横田さん母「北朝鮮は不誠実」
日本人拉致被害者などに関する再調査を中止するとの北朝鮮の突然の表明から一夜明けた13日、横田めぐみさん(行方不明時13歳)の母早紀江さん(80)は「不誠実な態度にいらだちを感じる」と改めて怒りの声を上げたうえで拉致問題の解決に向けたさらなる努力を日本政府に求めた。北朝鮮の「特別調査委員会」は日本政府が認定した拉致被害者以外の行方不明者や日本人妻なども調査対象としていたことから、これらの問題への影響も懸念されている。【太田圭介、岸達也、柳沢亮】
日本政府に行動力期待
早紀江さんは13日午前、報道陣の取材に応じ、「北朝鮮が不誠実な態度を取っていることにいらだちを感じる。(拉致被害者らの調査を北朝鮮が約束した)ストックホルム合意以外の道もあると思うので、政府には頑張っていただきたい」と語った。
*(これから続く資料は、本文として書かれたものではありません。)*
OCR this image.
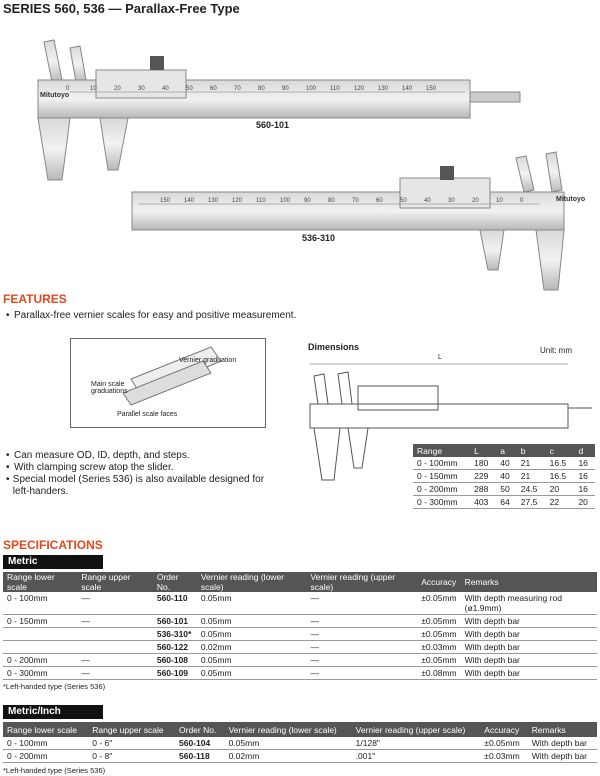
SERIES 560, 536 — Parallax-Free Type
0	10	20	30	40	50	60	70	80	90	100 110 120 130 140 150
Mitutoyo
560-101
150 140 130 120 110 100 90	80	70	60	50	40	30	20	10	0	Mitutoyo
536-310
FEATURES
• Parallax-free vernier scales for easy and positive measurement.
Vernier graduation
Main scale graduations
Parallel scale faces
• Can measure OD, ID, depth, and steps.
• With clamping screw atop the slider.
• Special model (Series 536) is also available designed for left-handers.
Dimensions	Unit: mm
L
Range	L	a	b	c	d
0 - 100mm	180	40	21	16.5	16
0 - 150mm	229	40	21	16.5	16
0 - 200mm	288	50	24.5	20	16
0 - 300mm	403	64	27.5	22	20
SPECIFICATIONS
Metric
Range lower scale	Range upper scale	Order No.	Vernier reading (lower scale)	Vernier reading (upper scale)	Accuracy	Remarks
0 - 100mm	—	560-110	0.05mm	—	±0.05mm	With depth measuring rod (ø1.9mm)
0 - 150mm	—	560-101	0.05mm	—	±0.05mm	With depth bar
		536-310*	0.05mm	—	±0.05mm	With depth bar
		560-122	0.02mm	—	±0.03mm	With depth bar
0 - 200mm	—	560-108	0.05mm	—	±0.05mm	With depth bar
0 - 300mm	—	560-109	0.05mm	—	±0.08mm	With depth bar
*Left-handed type (Series 536)
Metric/Inch
Range lower scale	Range upper scale	Order No.	Vernier reading (lower scale)	Vernier reading (upper scale)	Accuracy	Remarks
0 - 100mm	0 - 6"	560-104	0.05mm	1/128"	±0.05mm	With depth bar
0 - 200mm	0 - 8"	560-118	0.02mm	.001"	±0.03mm	With depth bar
*Left-handed type (Series 536)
核兵器などの開発を強行する北朝鮮に対して「(日本)政府も、こういうことが起きることはある程度認識していたかもしれないが、今回のことで北朝鮮がひどいことを平然とやり続け、人命も軽視する国だということが世界中に明らかになった」と強調。日本政府に対し「しっかりとした姿勢を崩さずに、世界各国と協調して行動力を発揮してほしい」と求めた。
一方で「けんかしましょうとは言っていない。これ以上ひどいことが起きないことが大事であり、平和になってほしい」と話し、平和的解決を望む考えも示した。
「私たちは親の立場でしか努力はできない。うそを言わずに拉致被害者を帰してくれれば何にも言わない」とも語った。
拉致被害者の曽我ひとみさん(56)=新潟県佐渡市=は13日、「北朝鮮が調査を中止すると知り、正直焦りを感じています。何らかの交渉ができる余地があるのなら、どんな方法でもいいので、一日も早く家族を取り戻せるようにしてください」とのコメントを発表した。